Joe Lieberman: The end of lawmaker entitlement — and their hush fund
Nearly 30 years ago, just after I was first sworn in as a senator, I made my way down to the basement of the Russell Senate Office Building for a haircut.
To my astonishment, the Senate barber charged me only $3 — a substantial discount from what I’d customarily paid in Connecticut. Taxpayers, I immediately realized, were subsidizing the Senate barber.
{mosads}This is just one of the many little perks offered to elected officials. Whether it was a subsidized haircut or car wash, these perks rarely amounted to much. But they suggested a certain sense of entitlement that the American public doesn’t abide in its leaders anymore. Public service is not a license for pampering.
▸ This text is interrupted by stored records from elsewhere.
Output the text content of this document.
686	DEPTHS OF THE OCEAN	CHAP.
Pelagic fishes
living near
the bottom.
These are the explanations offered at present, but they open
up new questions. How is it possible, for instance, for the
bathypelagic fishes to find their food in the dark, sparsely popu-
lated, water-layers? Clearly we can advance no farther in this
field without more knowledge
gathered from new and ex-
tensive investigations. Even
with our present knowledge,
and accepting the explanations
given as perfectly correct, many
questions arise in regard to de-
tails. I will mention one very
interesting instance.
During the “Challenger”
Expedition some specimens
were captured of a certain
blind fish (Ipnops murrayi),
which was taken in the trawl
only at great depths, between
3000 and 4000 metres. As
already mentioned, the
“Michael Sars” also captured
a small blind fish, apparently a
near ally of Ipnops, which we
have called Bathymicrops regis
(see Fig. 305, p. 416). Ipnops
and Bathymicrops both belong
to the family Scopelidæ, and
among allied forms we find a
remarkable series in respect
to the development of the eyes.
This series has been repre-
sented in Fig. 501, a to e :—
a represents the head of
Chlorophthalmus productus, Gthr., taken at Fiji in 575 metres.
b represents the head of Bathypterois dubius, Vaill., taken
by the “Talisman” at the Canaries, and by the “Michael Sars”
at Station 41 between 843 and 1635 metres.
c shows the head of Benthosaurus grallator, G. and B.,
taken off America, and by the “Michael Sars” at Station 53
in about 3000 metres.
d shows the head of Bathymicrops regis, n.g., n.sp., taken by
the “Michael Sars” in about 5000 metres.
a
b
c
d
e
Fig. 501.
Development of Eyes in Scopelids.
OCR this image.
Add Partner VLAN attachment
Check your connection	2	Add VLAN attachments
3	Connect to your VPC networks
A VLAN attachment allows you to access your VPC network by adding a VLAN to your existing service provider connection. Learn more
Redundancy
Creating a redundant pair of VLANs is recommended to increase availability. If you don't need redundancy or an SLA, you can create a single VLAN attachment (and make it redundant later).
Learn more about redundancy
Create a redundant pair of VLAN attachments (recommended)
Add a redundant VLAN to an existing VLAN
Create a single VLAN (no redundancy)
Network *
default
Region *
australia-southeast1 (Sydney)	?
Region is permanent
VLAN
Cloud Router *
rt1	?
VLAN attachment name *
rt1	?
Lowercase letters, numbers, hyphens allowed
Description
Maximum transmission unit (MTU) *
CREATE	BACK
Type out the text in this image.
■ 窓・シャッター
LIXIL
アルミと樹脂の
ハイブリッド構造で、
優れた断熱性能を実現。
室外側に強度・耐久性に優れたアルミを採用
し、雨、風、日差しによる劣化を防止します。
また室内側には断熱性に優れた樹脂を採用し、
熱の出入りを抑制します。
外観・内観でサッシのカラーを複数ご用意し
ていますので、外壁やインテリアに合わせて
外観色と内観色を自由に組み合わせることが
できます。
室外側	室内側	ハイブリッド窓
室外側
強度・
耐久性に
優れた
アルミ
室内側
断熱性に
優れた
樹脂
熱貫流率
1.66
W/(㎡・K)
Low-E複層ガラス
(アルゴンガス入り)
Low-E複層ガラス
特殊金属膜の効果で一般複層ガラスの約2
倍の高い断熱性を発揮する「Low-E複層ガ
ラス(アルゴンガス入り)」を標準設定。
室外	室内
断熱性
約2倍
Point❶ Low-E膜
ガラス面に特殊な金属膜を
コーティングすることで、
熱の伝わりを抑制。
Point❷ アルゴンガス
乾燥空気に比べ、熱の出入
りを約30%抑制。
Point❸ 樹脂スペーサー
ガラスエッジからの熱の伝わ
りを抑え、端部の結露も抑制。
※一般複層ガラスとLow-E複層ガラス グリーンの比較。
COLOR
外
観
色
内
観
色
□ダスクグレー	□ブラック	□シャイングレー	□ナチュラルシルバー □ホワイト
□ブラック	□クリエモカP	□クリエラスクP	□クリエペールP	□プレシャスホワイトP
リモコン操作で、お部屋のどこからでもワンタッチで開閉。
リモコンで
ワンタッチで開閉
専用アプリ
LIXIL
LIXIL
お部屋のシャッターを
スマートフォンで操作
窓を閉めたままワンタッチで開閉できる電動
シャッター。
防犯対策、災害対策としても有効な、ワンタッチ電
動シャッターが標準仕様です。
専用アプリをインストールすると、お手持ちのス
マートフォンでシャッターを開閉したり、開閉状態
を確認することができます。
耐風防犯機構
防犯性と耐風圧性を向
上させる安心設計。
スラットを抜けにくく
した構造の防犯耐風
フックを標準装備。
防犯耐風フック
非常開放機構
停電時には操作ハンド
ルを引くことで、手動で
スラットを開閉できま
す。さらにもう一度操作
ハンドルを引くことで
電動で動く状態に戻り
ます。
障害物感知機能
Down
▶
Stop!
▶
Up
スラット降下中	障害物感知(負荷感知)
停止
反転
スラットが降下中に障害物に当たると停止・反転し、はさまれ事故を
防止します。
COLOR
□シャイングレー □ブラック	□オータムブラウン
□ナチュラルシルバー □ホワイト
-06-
Over the years, these benefits have largely been eliminated. Unfortunately, the recent revelations of sexual harassment on Capitol Hill — and the $17 million in taxpayer funds that were used to settle both claims of harassment and various types of bias — suggests that some elected officials believe they needn’t play by the same rules as everyone else. They’ve taken the sense of entitlement suggested by those bargain haircuts to a new low level. It needs to end.
As the recent revelations have made clear, certain members have chosen to use Congress much in the way that Hollywood once used the casting couch. That’s disgusting. If Washington is going to re-establish trust with the American people, the governing class needs to begin by rooting out this bad behavior and creating new rules to ensure it never happens again.
As someone who served in Congress for 24 years and cares about the credibility of the legislative branch of our government, the most unsettling element of this story, beyond the behavior itself, is the idea that taxpayer dollars would be used to cover an explicitly personal expense. You wouldn’t expect a public school district to cover the costs if a teacher got into a fender bender. The U.S. Constitution does not include propositioning, demeaning or harassing women as part of the legislative branch’s rights and responsibilities. So why should the U.S. Treasury cover the costs of a public official’s bad personal acts?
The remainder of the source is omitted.